記事は、日本の報道を引用し、「日本人の中国旅行は大幅に減少しており、日本人客は9割減となっている。

これは、昨年11月の高市首相による台湾に関する発言で日中関係が悪化した影響の可能性がある」と指摘。また、「航空便の減少や燃料価格の上昇も観光業に打撃を与えている」と伝えた。

記事によると、日本の大手旅行会社の中国旅行担当者は「キャンセルの急増と日本発着便の減少により、日本人客は9割減となった」と明かした。また、中国から日本を訪れる観光客が減少していることや、中東情勢の悪化による航空燃料の高騰も重なり、観光業界は「三重の打撃」を受けているという。

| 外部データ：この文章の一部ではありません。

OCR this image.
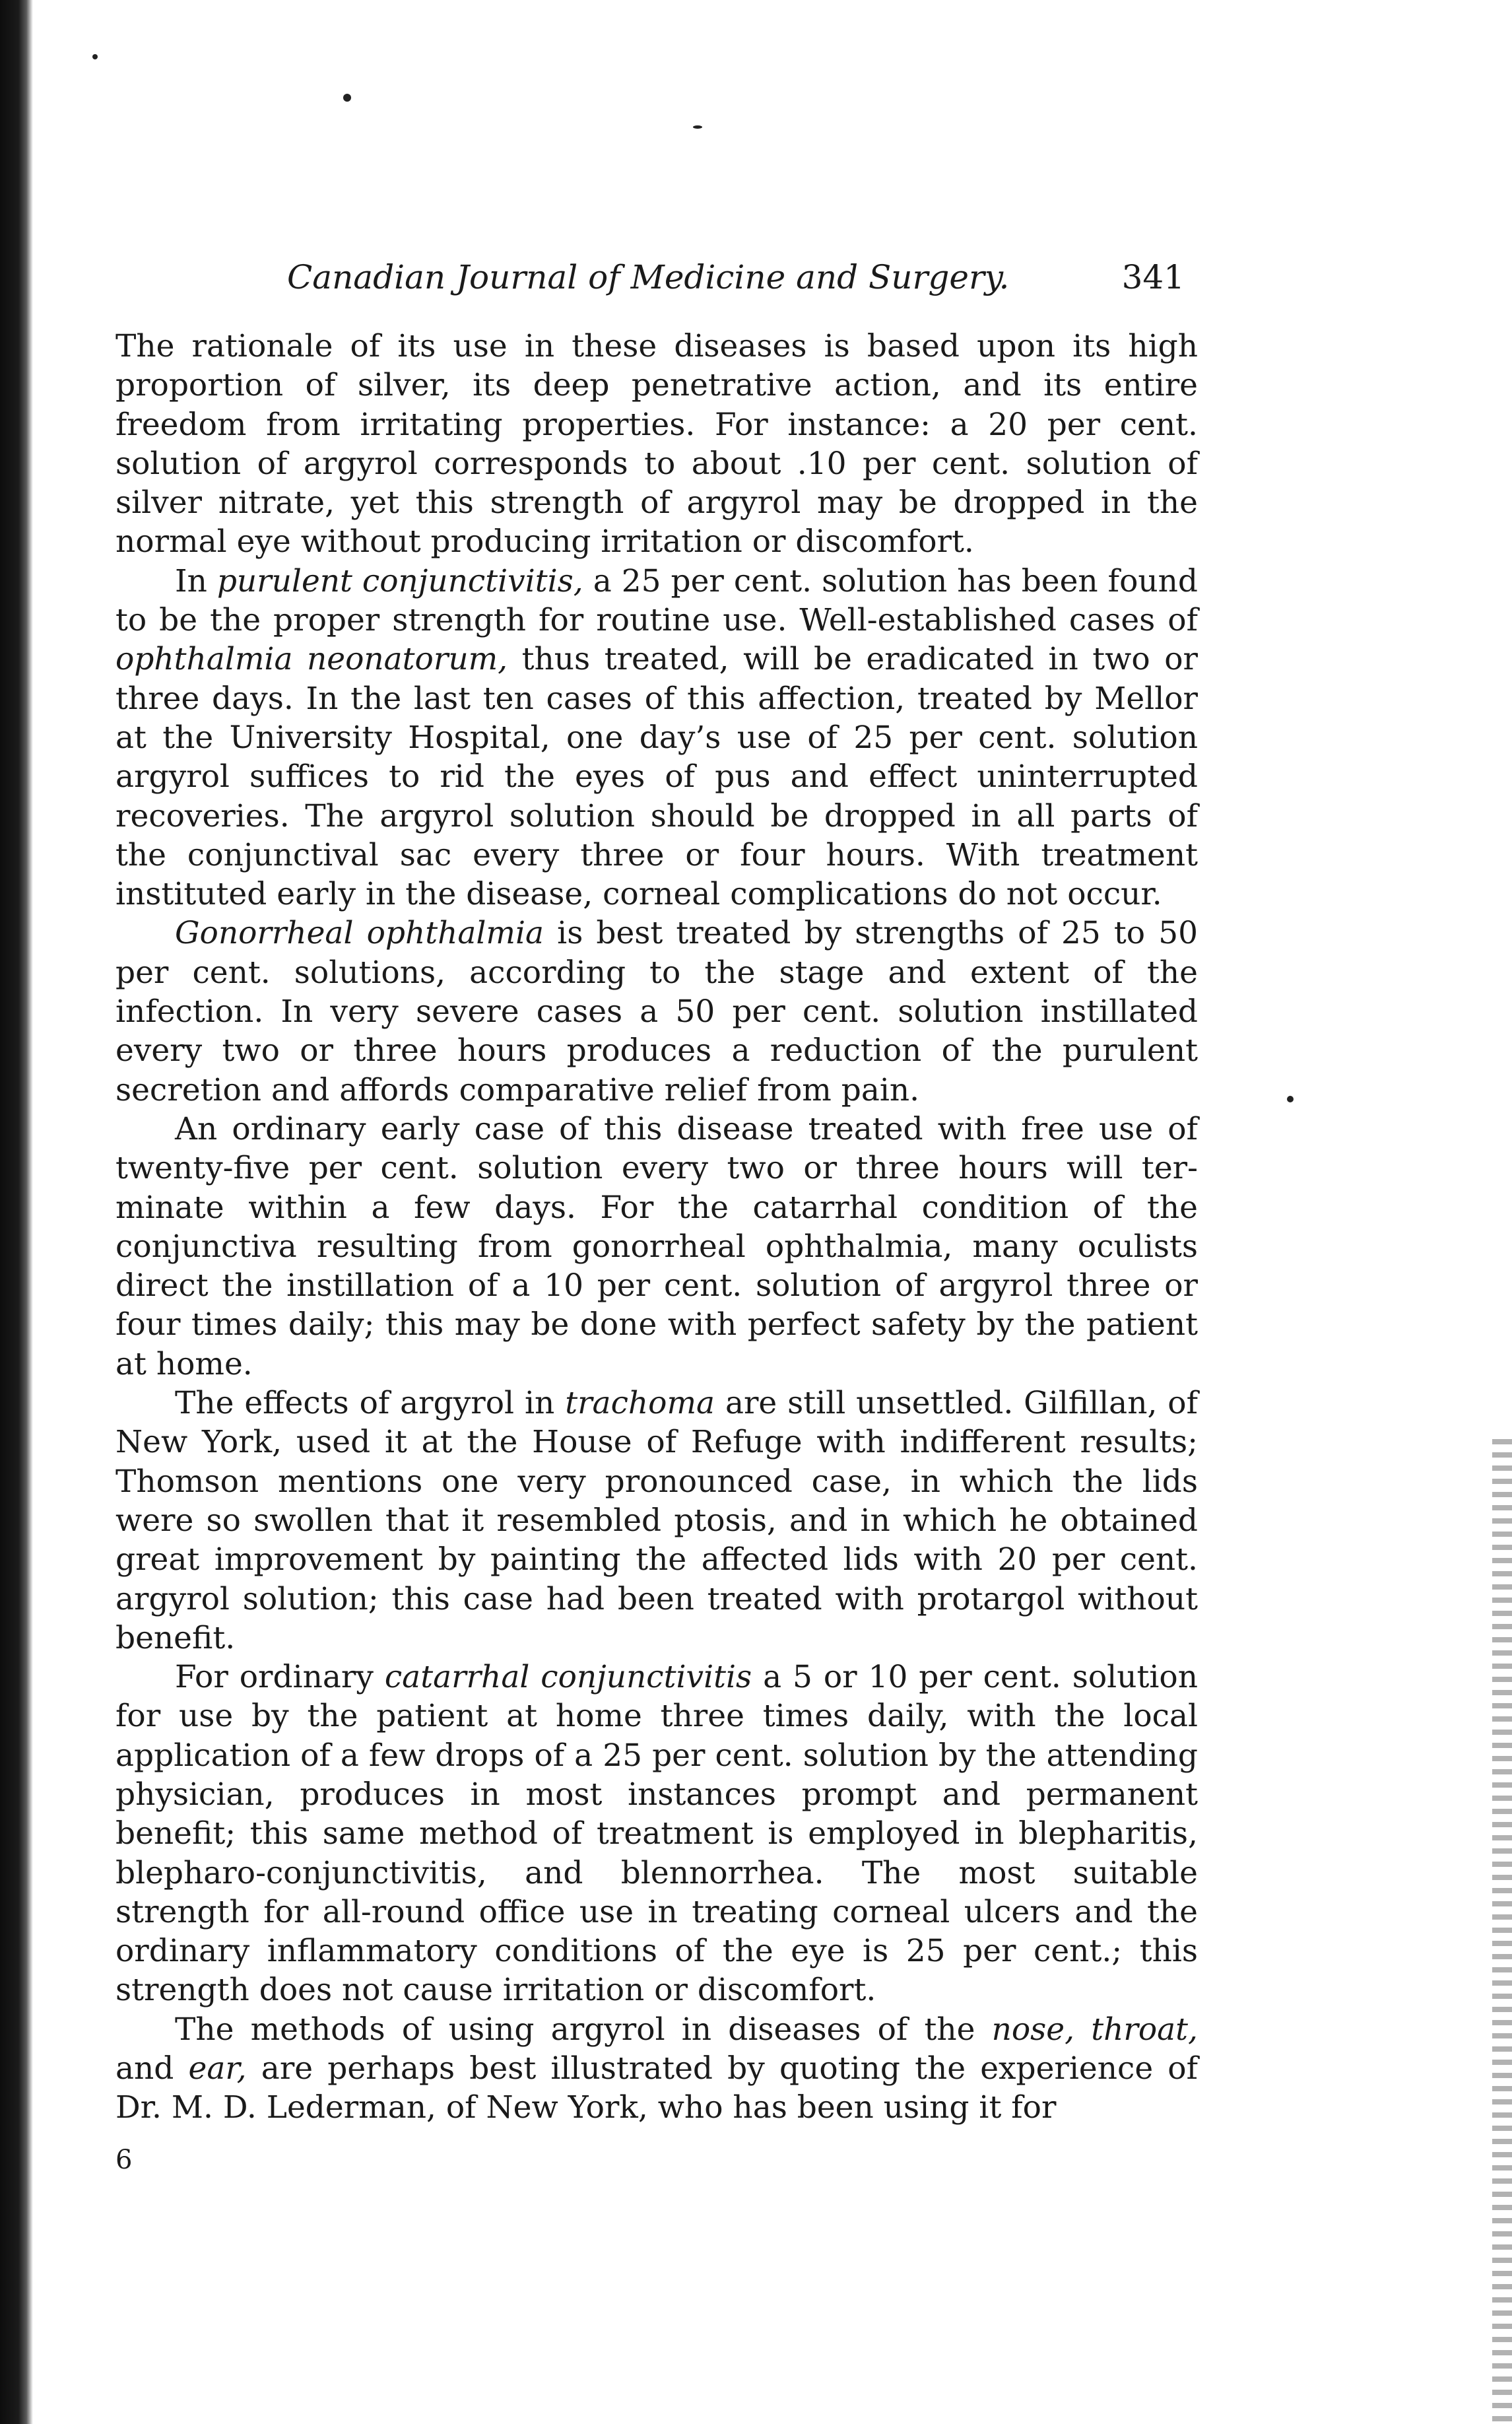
Canadian Journal of Medicine and Surgery.	341

The rationale of its use in these diseases is based upon its high proportion of silver, its deep penetrative action, and its entire freedom from irritating properties. For instance: a 20 per cent. solution of argyrol corresponds to about .10 per cent. solution of silver nitrate, yet this strength of argyrol may be dropped in the normal eye without producing irritation or discomfort.

In purulent conjunctivitis, a 25 per cent. solution has been found to be the proper strength for routine use. Well-established cases of ophthalmia neonatorum, thus treated, will be eradicated in two or three days. In the last ten cases of this affection, treated by Mellor at the University Hospital, one day’s use of 25 per cent. solution argyrol suffices to rid the eyes of pus and effect uninterrupted recoveries. The argyrol solution should be dropped in all parts of the conjunctival sac every three or four hours. With treatment instituted early in the disease, corneal complications do not occur.

Gonorrheal ophthalmia is best treated by strengths of 25 to 50 per cent. solutions, according to the stage and extent of the infection. In very severe cases a 50 per cent. solution instillated every two or three hours produces a reduction of the purulent secretion and affords comparative relief from pain.

An ordinary early case of this disease treated with free use of twenty-five per cent. solution every two or three hours will terminate within a few days. For the catarrhal condition of the conjunctiva resulting from gonorrheal ophthalmia, many oculists direct the instillation of a 10 per cent. solution of argyrol three or four times daily; this may be done with perfect safety by the patient at home.

The effects of argyrol in trachoma are still unsettled. Gilfillan, of New York, used it at the House of Refuge with indifferent results; Thomson mentions one very pronounced case, in which the lids were so swollen that it resembled ptosis, and in which he obtained great improvement by painting the affected lids with 20 per cent. argyrol solution; this case had been treated with protargol without benefit.

For ordinary catarrhal conjunctivitis a 5 or 10 per cent. solution for use by the patient at home three times daily, with the local application of a few drops of a 25 per cent. solution by the attending physician, produces in most instances prompt and permanent benefit; this same method of treatment is employed in blepharitis, blepharo-conjunctivitis, and blennorrhea. The most suitable strength for all-round office use in treating corneal ulcers and the ordinary inflammatory conditions of the eye is 25 per cent.; this strength does not cause irritation or discomfort.

The methods of using argyrol in diseases of the nose, throat, and ear, are perhaps best illustrated by quoting the experience of Dr. M. D. Lederman, of New York, who has been using it for

6
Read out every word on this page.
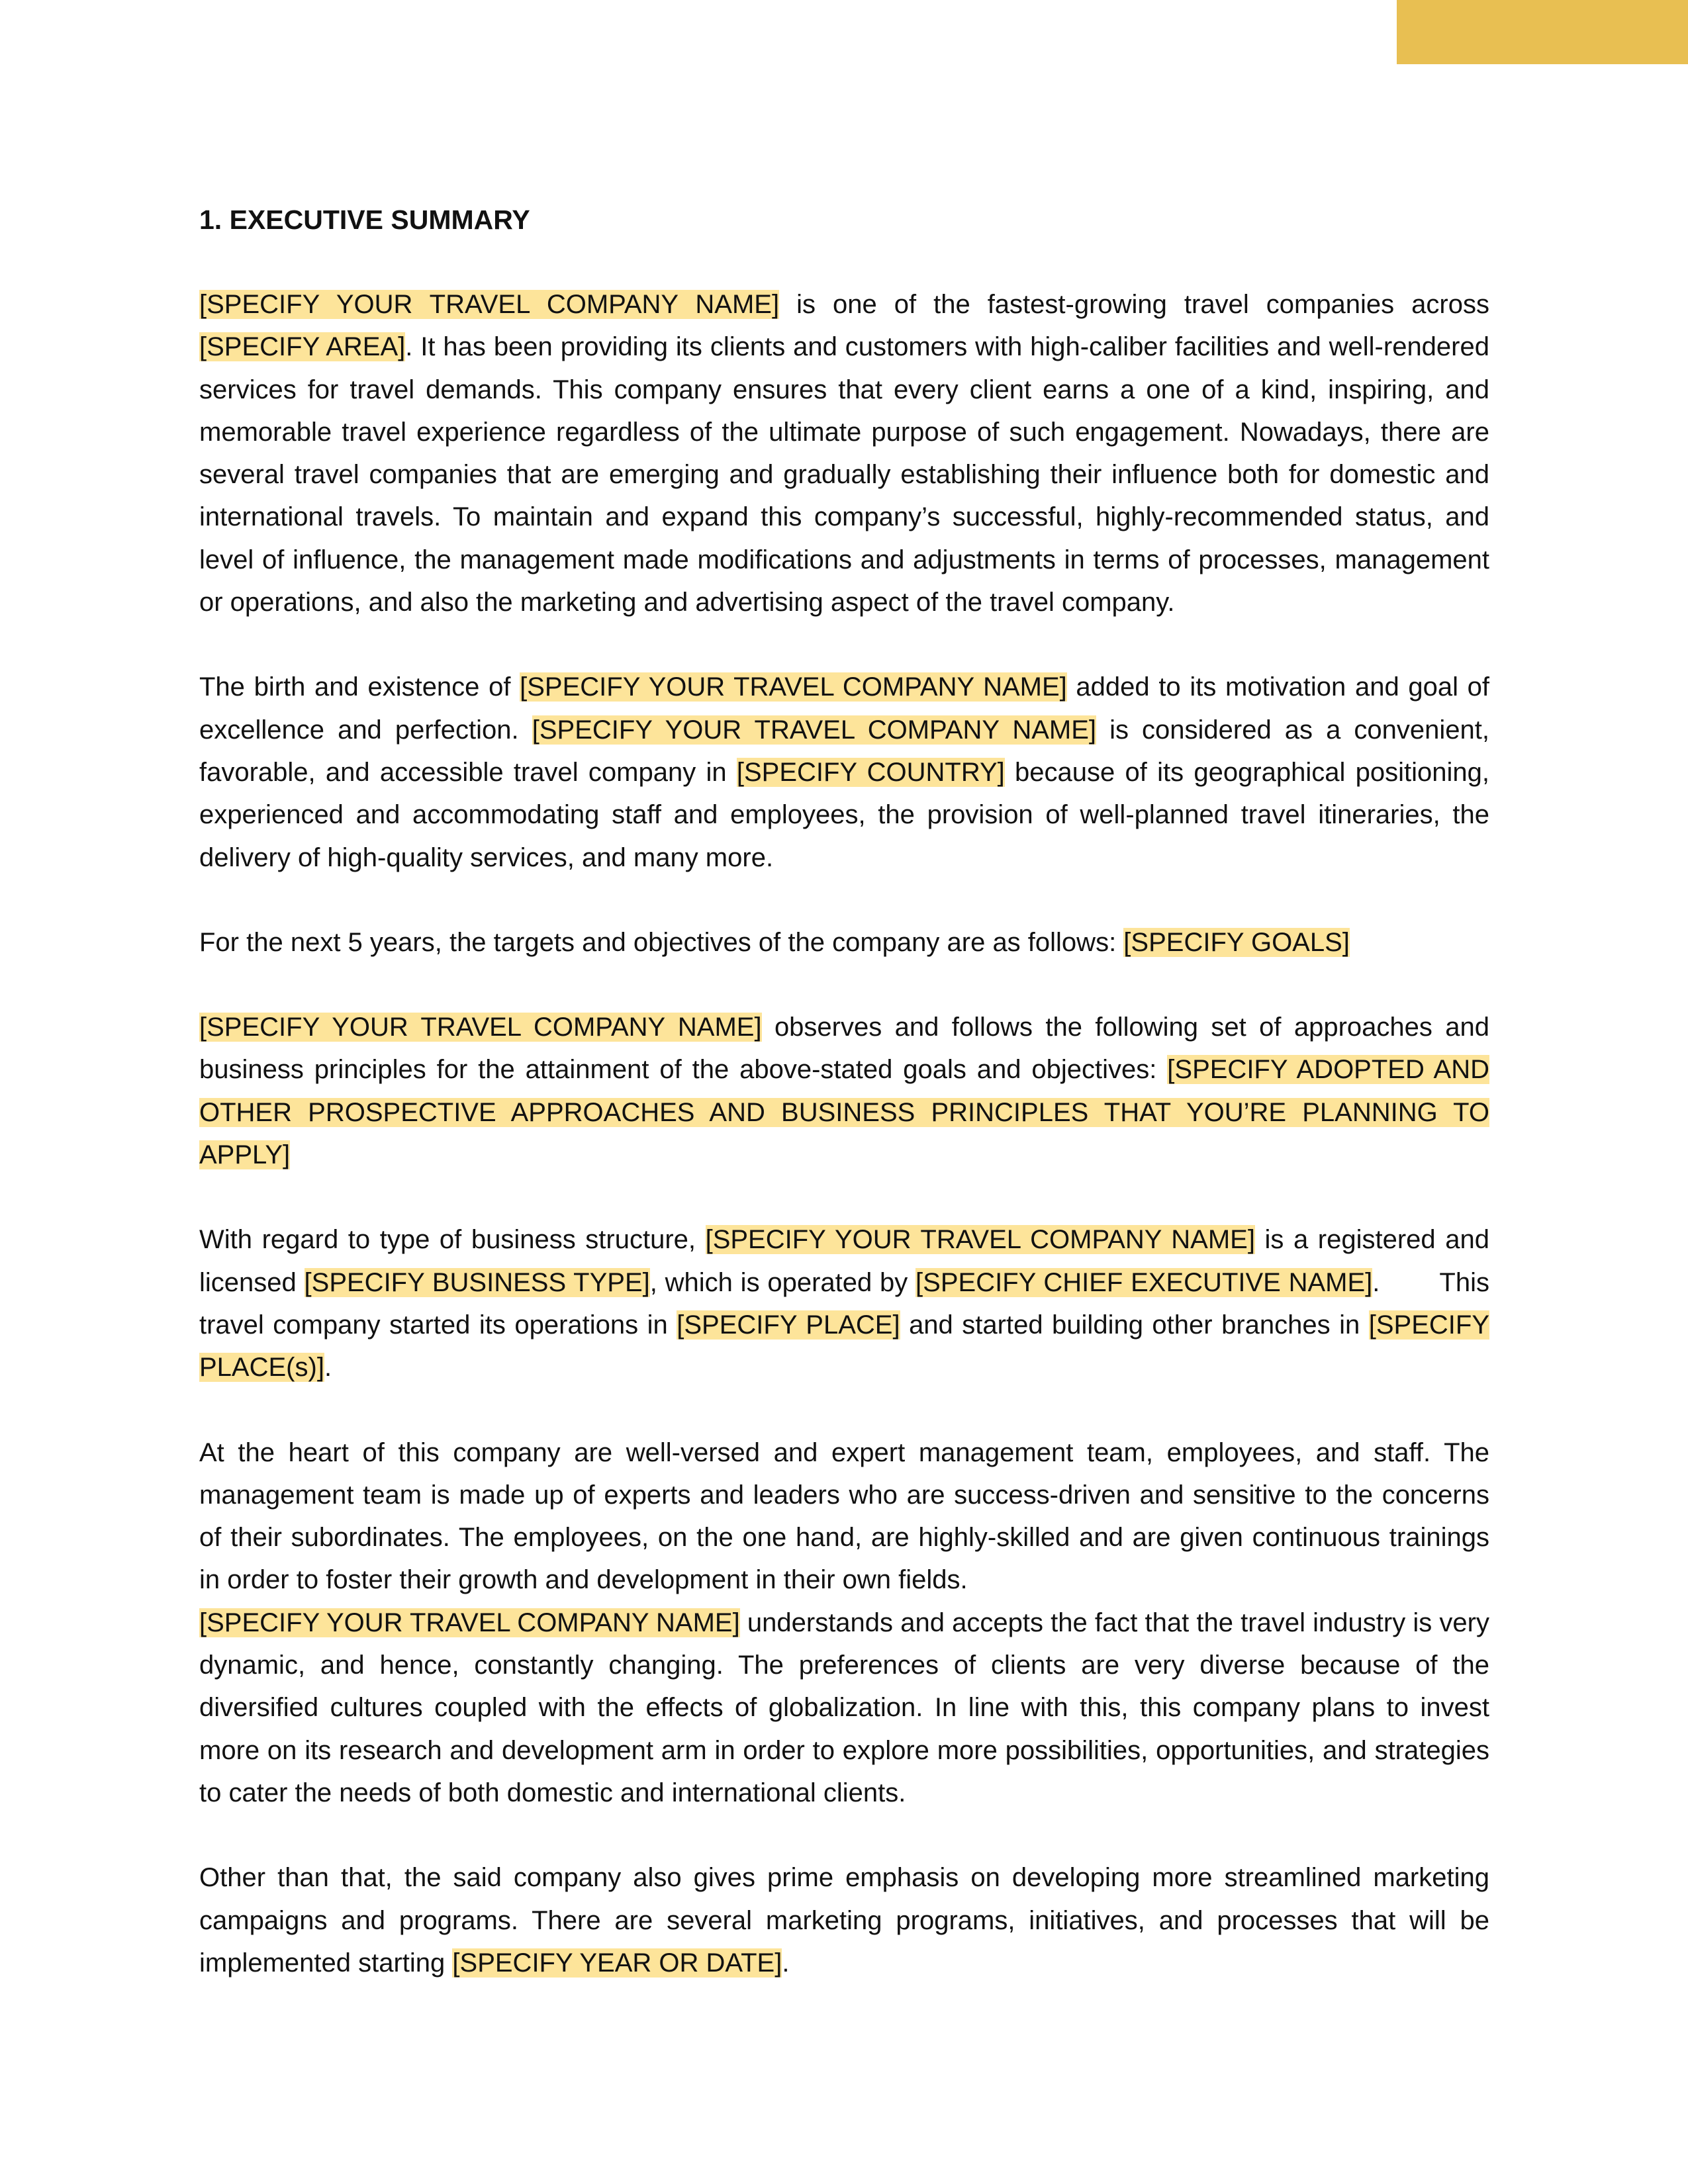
1. EXECUTIVE SUMMARY

[SPECIFY YOUR TRAVEL COMPANY NAME] is one of the fastest-growing travel companies across [SPECIFY AREA]. It has been providing its clients and customers with high-caliber facilities and well-rendered services for travel demands. This company ensures that every client earns a one of a kind, inspiring, and memorable travel experience regardless of the ultimate purpose of such engagement. Nowadays, there are several travel companies that are emerging and gradually establishing their influence both for domestic and international travels. To maintain and expand this company’s successful, highly-recommended status, and level of influence, the management made modifications and adjustments in terms of processes, management or operations, and also the marketing and advertising aspect of the travel company.

The birth and existence of [SPECIFY YOUR TRAVEL COMPANY NAME] added to its motivation and goal of excellence and perfection. [SPECIFY YOUR TRAVEL COMPANY NAME] is considered as a convenient, favorable, and accessible travel company in [SPECIFY COUNTRY] because of its geographical positioning, experienced and accommodating staff and employees, the provision of well-planned travel itineraries, the delivery of high-quality services, and many more.

For the next 5 years, the targets and objectives of the company are as follows: [SPECIFY GOALS]

[SPECIFY YOUR TRAVEL COMPANY NAME] observes and follows the following set of approaches and business principles for the attainment of the above-stated goals and objectives: [SPECIFY ADOPTED AND OTHER PROSPECTIVE APPROACHES AND BUSINESS PRINCIPLES THAT YOU’RE PLANNING TO APPLY]

With regard to type of business structure, [SPECIFY YOUR TRAVEL COMPANY NAME] is a registered and licensed [SPECIFY BUSINESS TYPE], which is operated by [SPECIFY CHIEF EXECUTIVE NAME]. This travel company started its operations in [SPECIFY PLACE] and started building other branches in [SPECIFY PLACE(s)].

At the heart of this company are well-versed and expert management team, employees, and staff. The management team is made up of experts and leaders who are success-driven and sensitive to the concerns of their subordinates. The employees, on the one hand, are highly-skilled and are given continuous trainings in order to foster their growth and development in their own fields.

[SPECIFY YOUR TRAVEL COMPANY NAME] understands and accepts the fact that the travel industry is very dynamic, and hence, constantly changing. The preferences of clients are very diverse because of the diversified cultures coupled with the effects of globalization. In line with this, this company plans to invest more on its research and development arm in order to explore more possibilities, opportunities, and strategies to cater the needs of both domestic and international clients.

Other than that, the said company also gives prime emphasis on developing more streamlined marketing campaigns and programs. There are several marketing programs, initiatives, and processes that will be implemented starting [SPECIFY YEAR OR DATE].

上海では日中関係が悪化した昨年11月以降、日本人の団体旅行の半数がキャンセルされた。「安全面への懸念」のほか、突然のフライトキャンセルにより旅行が取りやめになるケースもあるようだ。中国メディアによると、今年2月は日中路線で2514便が欠航、3月は2691便が欠航した。欠航率はおよそ5割に達している。

中国の観光地で働く日本語ガイドは収入減や失業の危機に直面している。陝西省西安で30年にわたり日本語でツアーの案内をしてきた57歳の中国人男性ガイドは、「今年は日本人観光客を一人も案内していない」と肩を落とした。4月に予定されていた日本の高校の修学旅行も中止されたという。

北京の別のガイドは、3月以降ほとんど日本人客が来ず、収入は9割減になったと明かした上で、「日本人客が来なければ日本語ガイドを育成できず、将来的には日本語ガイド付きの団体ツアーを企画できなくなる可能性がある」と語ったという。